С уважением, отрешенно и пристально Жолт смотрел из тонкие пальцы Дани, из-под которых в актовый зал словно бы струилась желанная прохлада. Все ребята, казалось, затаили дыхание; в искрометном ритме выпорхнул из гитары прелюд, пальцы Дани безостановочно рассыпали звуки; порой гитара пела глубоко, как орган, порой щебетала, как дрозды спозаранок.

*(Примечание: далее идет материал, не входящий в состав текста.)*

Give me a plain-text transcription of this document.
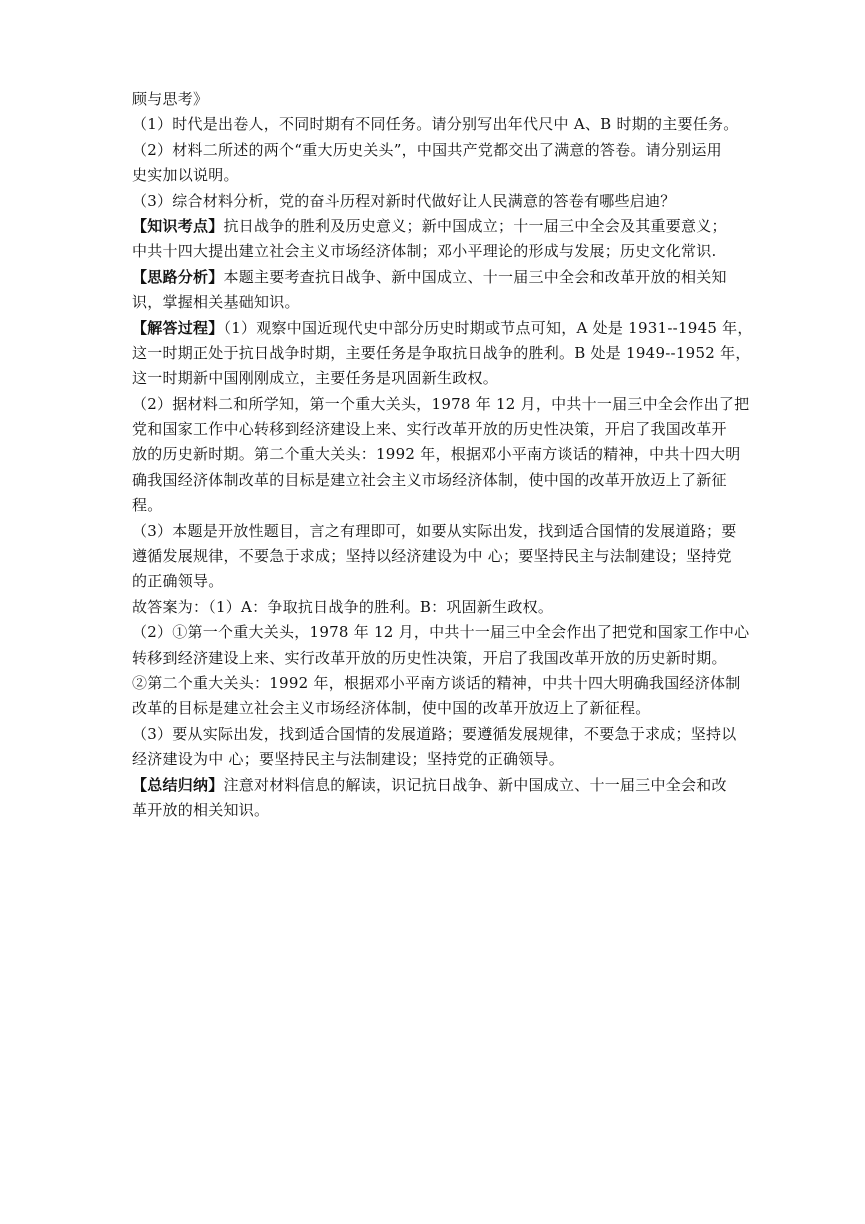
顾与思考》
（1）时代是出卷人，不同时期有不同任务。请分别写出年代尺中 A、B 时期的主要任务。
（2）材料二所述的两个“重大历史关头”，中国共产党都交出了满意的答卷。请分别运用
史实加以说明。
（3）综合材料分析，党的奋斗历程对新时代做好让人民满意的答卷有哪些启迪？
【知识考点】抗日战争的胜利及历史意义；新中国成立；十一届三中全会及其重要意义；
中共十四大提出建立社会主义市场经济体制；邓小平理论的形成与发展；历史文化常识.
【思路分析】本题主要考查抗日战争、新中国成立、十一届三中全会和改革开放的相关知
识，掌握相关基础知识。
【解答过程】（1）观察中国近现代史中部分历史时期或节点可知，A 处是 1931--1945 年，
这一时期正处于抗日战争时期，主要任务是争取抗日战争的胜利。B 处是 1949--1952 年，
这一时期新中国刚刚成立，主要任务是巩固新生政权。
（2）据材料二和所学知，第一个重大关头，1978 年 12 月，中共十一届三中全会作出了把
党和国家工作中心转移到经济建设上来、实行改革开放的历史性决策，开启了我国改革开
放的历史新时期。第二个重大关头：1992 年，根据邓小平南方谈话的精神，中共十四大明
确我国经济体制改革的目标是建立社会主义市场经济体制，使中国的改革开放迈上了新征
程。
（3）本题是开放性题目，言之有理即可，如要从实际出发，找到适合国情的发展道路；要
遵循发展规律，不要急于求成；坚持以经济建设为中 心；要坚持民主与法制建设；坚持党
的正确领导。
故答案为：（1）A：争取抗日战争的胜利。B：巩固新生政权。
（2）①第一个重大关头，1978 年 12 月，中共十一届三中全会作出了把党和国家工作中心
转移到经济建设上来、实行改革开放的历史性决策，开启了我国改革开放的历史新时期。
②第二个重大关头：1992 年，根据邓小平南方谈话的精神，中共十四大明确我国经济体制
改革的目标是建立社会主义市场经济体制，使中国的改革开放迈上了新征程。
（3）要从实际出发，找到适合国情的发展道路；要遵循发展规律，不要急于求成；坚持以
经济建设为中 心；要坚持民主与法制建设；坚持党的正确领导。
【总结归纳】注意对材料信息的解读，识记抗日战争、新中国成立、十一届三中全会和改
革开放的相关知识。
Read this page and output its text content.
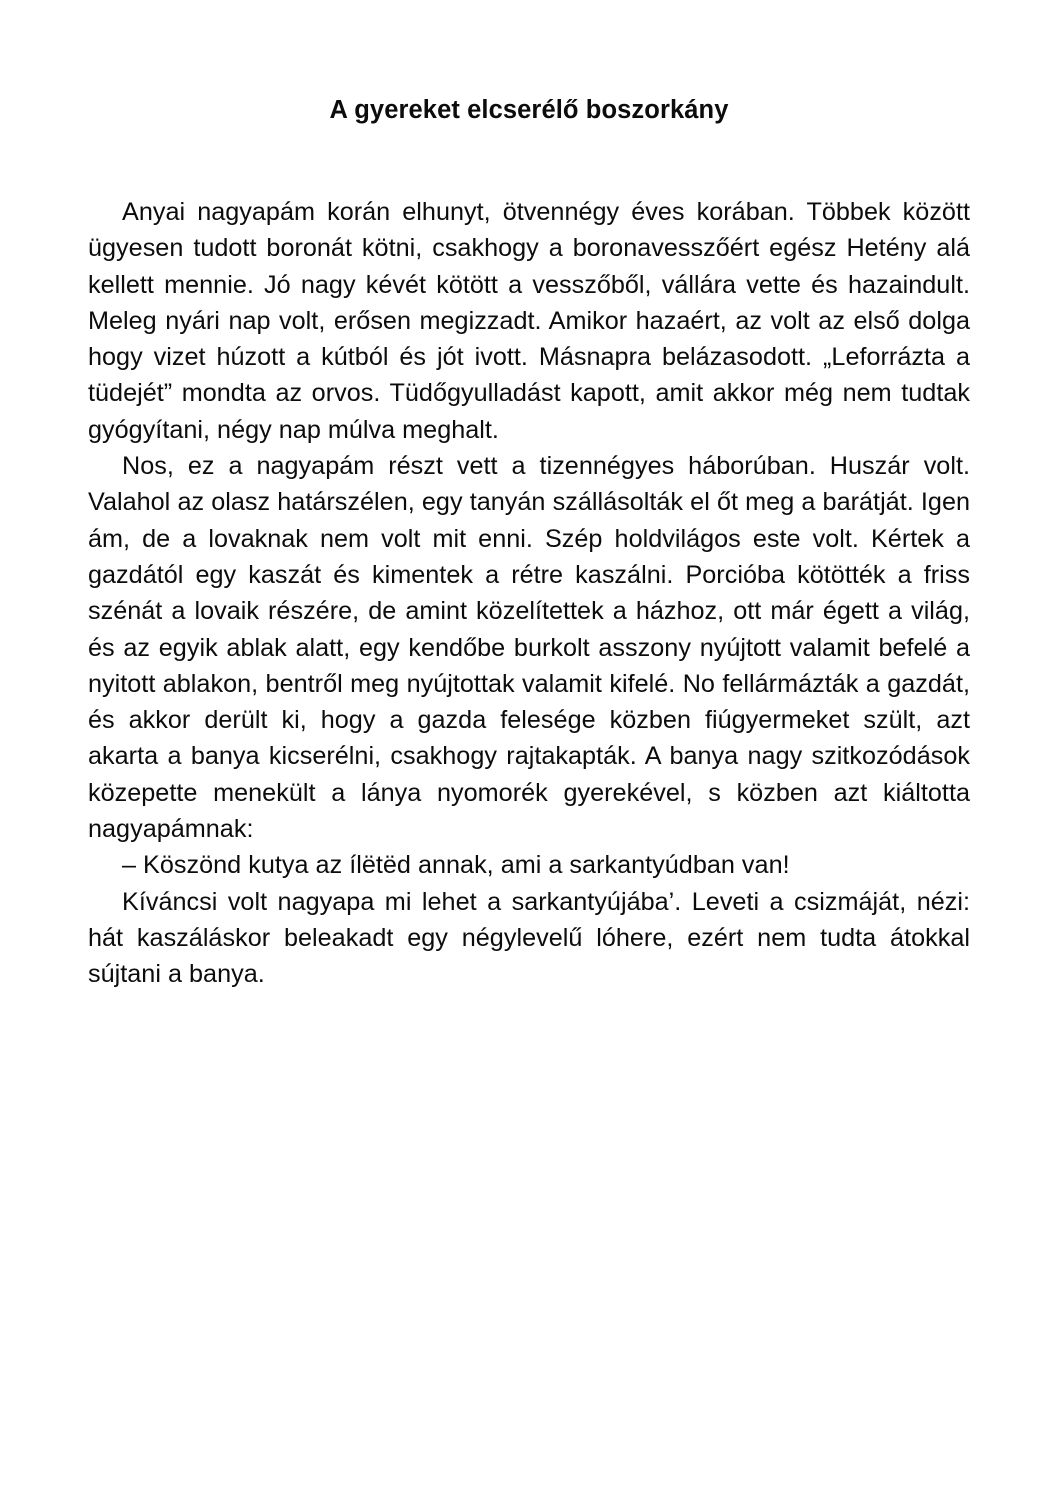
A gyereket elcserélő boszorkány

Anyai nagyapám korán elhunyt, ötvennégy éves korában. Többek között ügyesen tudott boronát kötni, csakhogy a boronavesszőért egész Hetény alá kellett mennie. Jó nagy kévét kötött a vesszőből, vállára vette és hazaindult. Meleg nyári nap volt, erősen megizzadt. Amikor hazaért, az volt az első dolga hogy vizet húzott a kútból és jót ivott. Másnapra belázasodott. „Leforrázta a tüdejét” mondta az orvos. Tüdőgyulladást kapott, amit akkor még nem tudtak gyógyítani, négy nap múlva meghalt.

Nos, ez a nagyapám részt vett a tizennégyes háborúban. Huszár volt. Valahol az olasz határszélen, egy tanyán szállásolták el őt meg a barátját. Igen ám, de a lovaknak nem volt mit enni. Szép holdvilágos este volt. Kértek a gazdától egy kaszát és kimentek a rétre kaszálni. Porcióba kötötték a friss szénát a lovaik részére, de amint közelítettek a házhoz, ott már égett a világ, és az egyik ablak alatt, egy kendőbe burkolt asszony nyújtott valamit befelé a nyitott ablakon, bentről meg nyújtottak valamit kifelé. No fellármázták a gazdát, és akkor derült ki, hogy a gazda felesége közben fiúgyermeket szült, azt akarta a banya kicserélni, csakhogy rajtakapták. A banya nagy szitkozódások közepette menekült a lánya nyomorék gyerekével, s közben azt kiáltotta nagyapámnak:

– Köszönd kutya az ílëtëd annak, ami a sarkantyúdban van!

Kíváncsi volt nagyapa mi lehet a sarkantyújába’. Leveti a csizmáját, nézi: hát kaszáláskor beleakadt egy négylevelű lóhere, ezért nem tudta átokkal sújtani a banya.
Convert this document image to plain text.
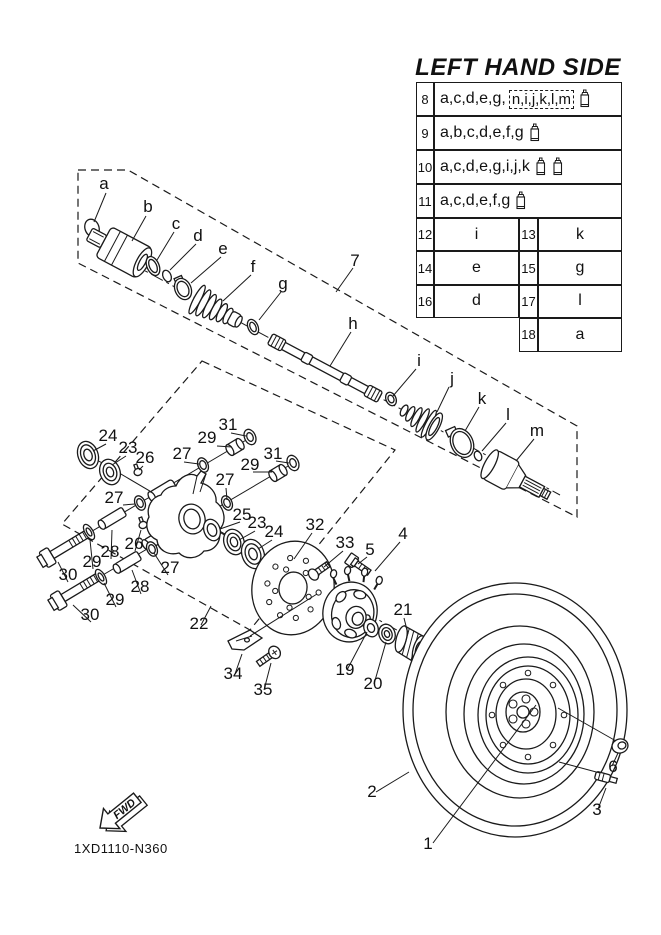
FWD
a
b
c
d
e
f
g
7
h
i
j
k
l
m
24
23
26
29
31
27	31
29
27
27
25
23
24 32
33 5
4
26
27
28
29
30
28
29
30	22
21
19
20
34
35
2
1
6
3
LEFT HAND SIDE
8 a,c,d,e,g, n,i,j,k,l,m
9 a,b,c,d,e,f,g
10 a,c,d,e,g,i,j,k
11 a,c,d,e,f,g
12	i	13	k
14	e	15	g
16	d	17	l
18	a
1XD1110-N360
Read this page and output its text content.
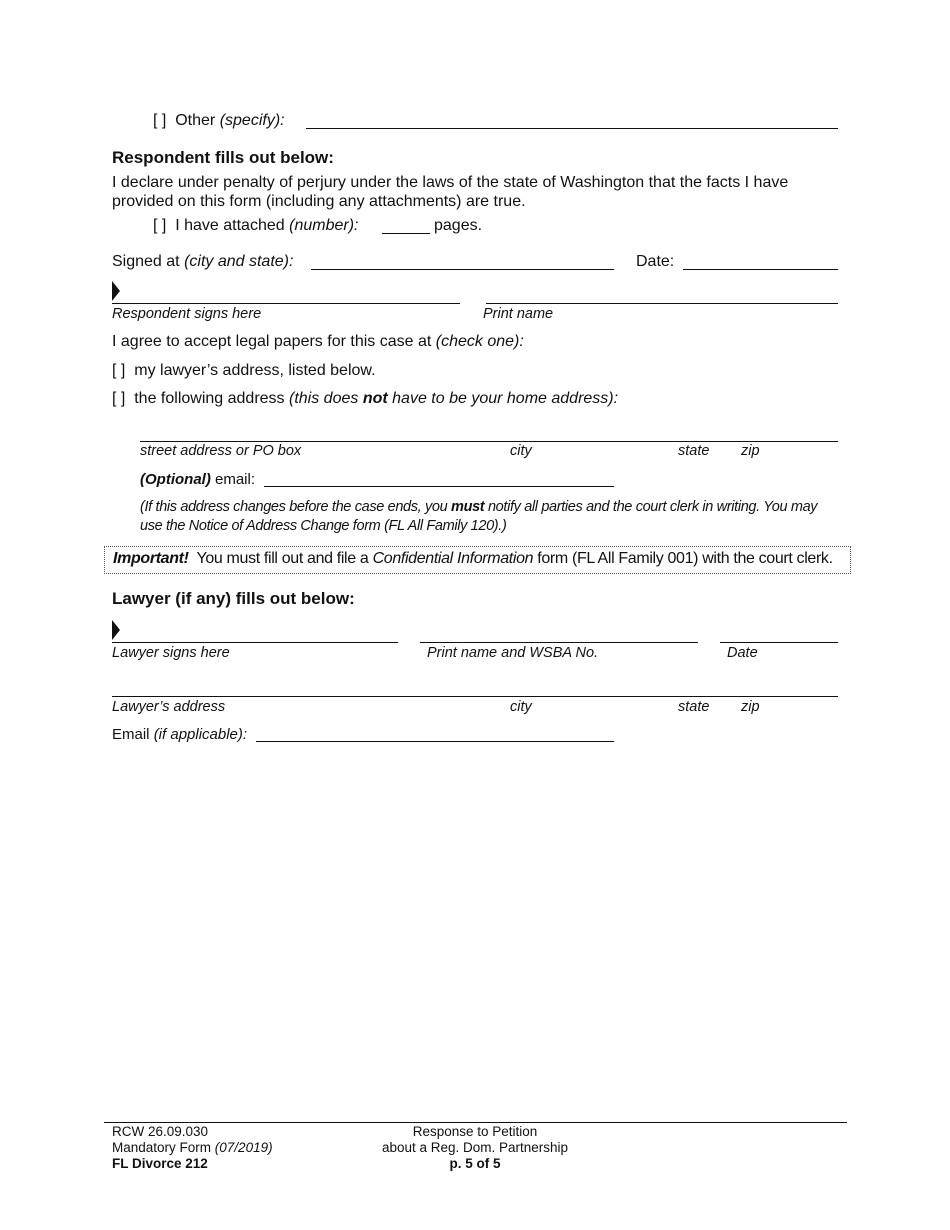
[ ] Other (specify):
Respondent fills out below:
I declare under penalty of perjury under the laws of the state of Washington that the facts I have
provided on this form (including any attachments) are true.
[ ] I have attached (number):	pages.
Signed at (city and state):	Date:
Respondent signs here	Print name
I agree to accept legal papers for this case at (check one):
[ ] my lawyer’s address, listed below.
[ ] the following address (this does not have to be your home address):
street address or PO box	city	state zip
(Optional) email:
(If this address changes before the case ends, you must notify all parties and the court clerk in writing. You may
use the Notice of Address Change form (FL All Family 120).)
Important! You must fill out and file a Confidential Information form (FL All Family 001) with the court clerk.
Lawyer (if any) fills out below:
Lawyer signs here	Print name and WSBA No.	Date
Lawyer’s address	city	state zip
Email (if applicable):
RCW 26.09.030
Mandatory Form (07/2019)
FL Divorce 212
Response to Petition
about a Reg. Dom. Partnership
p. 5 of 5
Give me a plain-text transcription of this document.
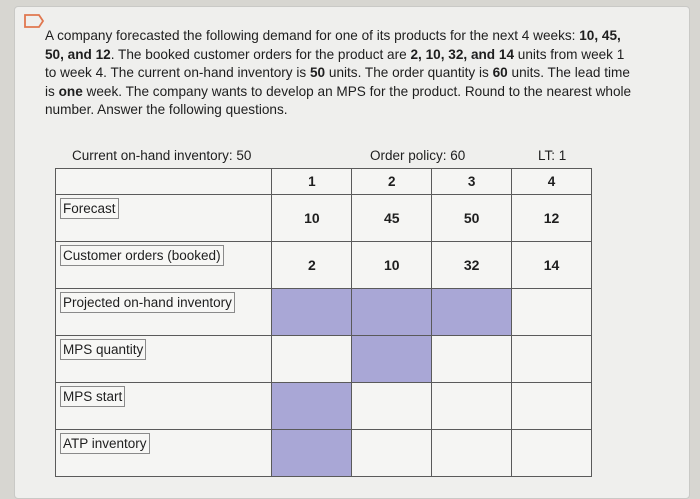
A company forecasted the following demand for one of its products for the next 4 weeks: 10, 45, 50, and 12. The booked customer orders for the product are 2, 10, 32, and 14 units from week 1 to week 4. The current on-hand inventory is 50 units. The order quantity is 60 units. The lead time is one week. The company wants to develop an MPS for the product. Round to the nearest whole number. Answer the following questions.

Current on-hand inventory: 50	Order policy: 60	LT: 1
	1	2	3	4
Forecast	10	45	50	12
Customer orders (booked)	2	10	32	14
Projected on-hand inventory				
MPS quantity				
MPS start				
ATP inventory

В немой тишине зала звенел струнный перебор гитары. Жолт вдруг прозрел: с покалывающей завистью он понял, что его близорукий, как будто такой незаметный, друг Дани разительно отличается от всех. От декламаторов, за которыми таким волнением следили мальчишки и девчонки, когда они, декламаторы, кое-как, спотыкаясь, читали стихотворные строчки; от директрисы, произносившей прошлогоднюю речь, которую, конечно, никто не слушал; от заводил-проказников, которые прямо-таки надрываются, чтобы вызвать побольше смеха. Да и сам он, Жолт, тоже ведь лезет из кожи вон, только бы на него обратили внимание. Смотрите все, старики, малышня! Вот я, Жолт Керекеш, зверски интересный парень, тот самый, который веселится порой на уроках во время объяснений учителя, потешается над зазевавшимися растяпами, который и бровью не поведет, если его срежут по какому-нибудь предмету, потому что главное для него — «блистательные» проделки, сверкающие, как ртутные шарики, он набил ими до отказа карманы и разбрасывает, где ему вздумается… Но в конце концов он остается один; один со всеми своими ртутными шариками, и о нем забывают начисто; а ртутные шарики раскатываются и, утратив блеск, становятся просто грязными шариками…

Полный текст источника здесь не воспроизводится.